The Raiders reportedly reached agreement with Denver Broncos defensive coordinator Dennis Allen to be their head coach on Jan. 24, according to Fox Sports and ESPN.
Allen and Raiders general manager Reggie McKenzie reportedly met for a second time in Mobile, Ala., on Jan. 24 and consummated a contract that will make Allen the franchise's 18th coach — Art Shell had two stints. Allen has no previous head coaching experience.
The Raiders announced the hiring of Allen on Jan. 27. He reportedly received a four-year deal.
Allen, 39, replaces Hue Jackson, fired by McKenzie on Jan. 10. Jackson had an 8-8 record in 2011, his only season at the helm with Oakland.
Allen, right, is the first Raiders head coach with a defensive background since linebackers coach John Madden was hired by Al Davis in 1969 to succeed John Rauch. Madden won 103 games in 10 seasons and led Oakland to its first Super Bowl following the 1976 season.

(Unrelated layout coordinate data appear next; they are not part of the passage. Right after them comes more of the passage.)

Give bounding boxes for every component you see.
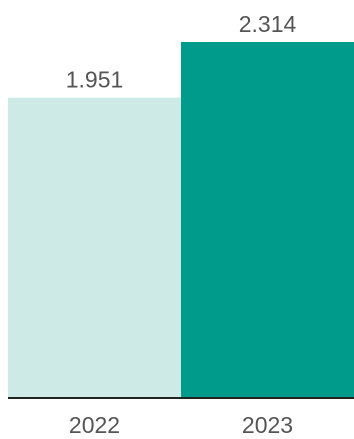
- x-tick-label-2023: 2023: [242, 412, 293, 438]
- bars-group: [8, 42, 354, 398]
- value-label-2022: 1.951: [66, 67, 124, 93]
- value-label-2023: 2.314: [239, 11, 297, 37]
- bar-2022: [8, 97, 181, 398]
- x-tick-labels-group: 2022 2023: [69, 412, 293, 438]
- value-labels-group: 1.951 2.314: [66, 11, 297, 93]
- bar-2023: [181, 42, 354, 397]
- x-tick-label-2022: 2022: [69, 412, 120, 438]
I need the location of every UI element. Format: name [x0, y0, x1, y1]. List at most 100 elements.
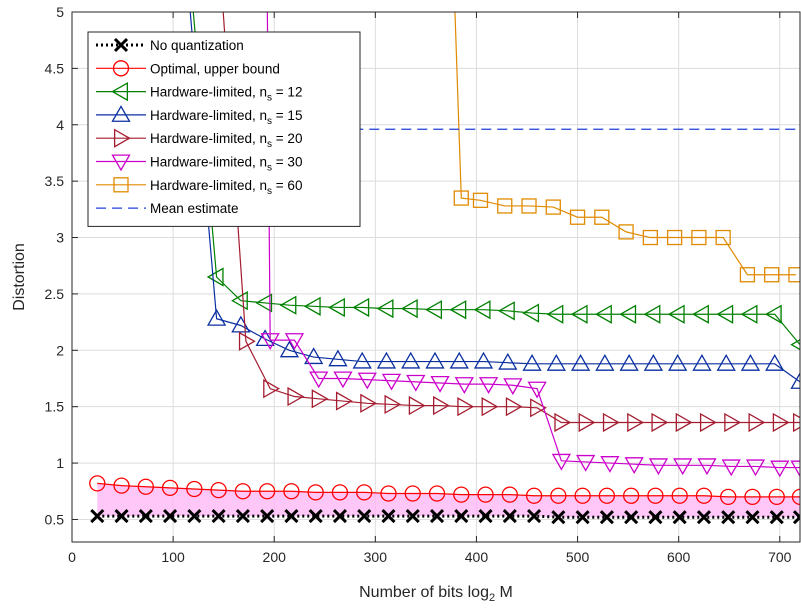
series-3 — [189, 12, 800, 389]
y-tick-label: 1 — [56, 455, 64, 471]
legend-entry: Hardware-limited, ns = 12 — [96, 81, 302, 104]
data-point — [473, 351, 494, 369]
data-point — [453, 190, 469, 206]
data-point — [570, 354, 591, 371]
data-point — [137, 478, 154, 495]
data-point — [404, 485, 421, 502]
series-1 — [89, 475, 800, 506]
data-point — [211, 509, 226, 524]
data-point — [304, 347, 324, 365]
data-point — [648, 510, 663, 525]
data-point — [501, 486, 518, 503]
data-point — [624, 510, 639, 525]
legend-label: Mean estimate — [150, 201, 239, 216]
data-point — [449, 300, 467, 320]
data-point — [666, 229, 683, 246]
data-point — [716, 304, 734, 324]
y-tick-label: 4.5 — [45, 60, 65, 76]
data-point — [478, 377, 499, 394]
series-line — [454, 12, 796, 276]
legend-entry: Mean estimate — [96, 201, 239, 216]
data-point — [235, 509, 250, 524]
data-point — [360, 393, 378, 413]
series-line — [97, 514, 800, 519]
data-point — [594, 209, 610, 225]
data-point — [720, 488, 737, 506]
data-point — [692, 354, 712, 371]
series-line — [192, 12, 800, 346]
data-point — [521, 198, 537, 214]
data-point — [332, 509, 348, 524]
data-point — [505, 397, 523, 417]
data-point — [328, 349, 348, 367]
data-point — [328, 297, 345, 318]
data-point — [595, 304, 612, 324]
data-point — [357, 372, 377, 390]
data-point — [643, 304, 661, 324]
data-point — [675, 412, 693, 433]
data-point — [618, 224, 634, 240]
axes — [71, 11, 801, 543]
data-point — [764, 304, 782, 324]
data-point — [745, 459, 766, 477]
legend-marker — [113, 37, 129, 53]
data-point — [765, 354, 785, 371]
data-point — [333, 371, 353, 389]
data-point — [497, 301, 515, 321]
data-point — [671, 487, 688, 504]
data-point — [90, 509, 105, 524]
data-point — [311, 389, 329, 409]
data-point — [651, 412, 669, 433]
x-tick-label: 300 — [364, 549, 388, 565]
data-point — [642, 229, 659, 246]
data-point — [454, 509, 469, 524]
data-point — [238, 331, 256, 351]
legend: No quantization Optimal, upper bound Hardw… — [87, 31, 361, 227]
legend-marker — [113, 128, 131, 148]
data-point — [739, 267, 756, 283]
x-tick-label: 500 — [566, 549, 590, 565]
data-point — [206, 308, 227, 326]
data-point — [405, 509, 420, 524]
data-point — [210, 481, 227, 499]
data-point — [672, 510, 687, 525]
x-tick-label: 200 — [263, 549, 287, 565]
data-point — [748, 412, 766, 433]
x-tick-label: 100 — [161, 549, 185, 565]
data-point — [551, 453, 571, 471]
y-tick-label: 5 — [56, 4, 64, 20]
y-tick-label: 4 — [56, 117, 64, 133]
data-point — [400, 298, 418, 319]
y-axis-title: Distortion — [11, 243, 28, 311]
data-point — [696, 510, 712, 525]
data-point — [352, 297, 370, 318]
data-point — [527, 381, 547, 399]
data-point — [284, 333, 305, 350]
data-point — [554, 412, 572, 433]
data-point — [598, 487, 616, 504]
data-point — [234, 483, 252, 500]
tick-labels: 0 100 200 300 400 500 600 700 0.5 1 1.5 2 2.5 3 3.5 4 4.… — [45, 4, 792, 565]
legend-marker — [111, 105, 131, 122]
data-point — [163, 509, 178, 524]
data-point — [619, 304, 637, 324]
data-point — [231, 291, 248, 311]
data-point — [740, 304, 758, 324]
y-tick-label: 3 — [56, 230, 64, 246]
data-point — [255, 329, 275, 347]
data-point — [498, 352, 518, 370]
data-point — [790, 339, 800, 351]
data-point — [668, 354, 688, 371]
data-point — [453, 486, 470, 503]
data-point — [648, 458, 669, 476]
data-point — [481, 397, 499, 417]
data-point — [574, 487, 591, 504]
series-2 — [192, 12, 800, 351]
data-point — [502, 509, 517, 524]
data-point — [522, 303, 540, 323]
x-tick-label: 400 — [465, 549, 489, 565]
data-point — [647, 487, 664, 504]
data-point — [569, 209, 586, 225]
data-point — [331, 484, 349, 501]
data-point — [255, 293, 273, 313]
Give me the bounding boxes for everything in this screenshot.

Before serving as Denver’s defensive coordinator this season, Allen spent five years as a defensive assistant with New Orleans and also coached for Atlanta. He helped the Broncos improve from allowing a league-worst 29.4 points and 390.8 yards per game in 2010 to ranking 20th in yards (357.8) and 24th in points (24.4) this season on the way to an AFC West title. The Broncos tied for 10th with 41 sacks and won their first playoff game in six seasons.
"He knew how to get us ready," Broncos cornerback Champ Bailey told reporters in Honolulu on Jan. 24. "I give him a lot of credit for the success we had this year. (He's) serious about the business. He's one of the most intense coaches I've had. It was a pleasure working with him. You knew what he was going to bring you every day."
Other candidates reportedly to have interviewed with McKenzie included Philadelphia Eagles offensive coordinator Marty Mornhinweg, Miami Dolphins defensive coordinator Todd Bowles, New Orleans Saints offensive coordinator Pete Carmichael Jr. and Green Bay assistants Winston Moss and Dom Capers. Denver Broncos offensive coordinator Mike McCoy and Chicago Bears offensive coordinator Mike Tice reportedly canceled interviews with McKenzie.
Allen becomes the Raiders' seventh head coach since Jon Gruden left for the Tampa Bay Buccaneers after the 2001 season — following Bill Callahan, Norv Turner, Art Shell, Lane Kiffin, Tom Cable and Jackson. Gruden is the last Raiders head coach to spend four seasons on the job. The Raiders have fired eight head coaches (Mike White and Joe Bugel were the others) since the team returned to Oakland in 1995.
The Raiders haven't had a winning record since going 12-4 in 2002. Their 99 losses over the past nine seasons are the second most in the NFL and their current nine-year playoff drought is tied with Cleveland for the second longest in the league.
Said Broncos head coach John Fox about Allen in a statement Jan. 27:
“He’s a sharp guy who knows football, has a way of relating to his players and carries himself very well. Dennis is a strong motivator and teacher with an aggressive style of coaching. He will approach the job with tremendous energy and passion to get the most out of his team. His thorough understanding of defense, from the back to the front, and his ability to teach fundamentally and assignment-wise really helped us get better. He’s been around a lot of good people during his NFL career and has a very bright future ahead of him.”
Allen's biggest task with his new team is to reduce penalties and improve a woeful defense.
In the 2011 season, the Raiders committed 163 penalties for 1,358 yards, setting NFL records in both categories. Since the start of the 2003 season, Oakland has committed a league-worst 1,183 penalties — 133 more than second-worst Arizona, which is the same difference between second and 14th place.
On defense in the 2011 season, the Raiders established franchise worsts in touchdown passes allowed (31), rushing yards per carry (5.1), yards passing (4,262) and total yards (6,201), while giving up the third-most points (433) in team history.
Oakland joined this season's Tampa Bay Buccaneers as two of the four teams to allow at least 30 TD passes and 5.0 yards per carry in a season, a distinction achieved previously by only the 1950 Baltimore Colts and 1952 Dallas Texans. The Raiders also became the sixth team since the 1970 merger to allow at least 2,000 yards rushing and 4,000 yards passing in a season.
Since 2003, the Raiders have the worst run defense in the league, allowing 175 touchdowns on the ground and 141.7 yards rushing per game.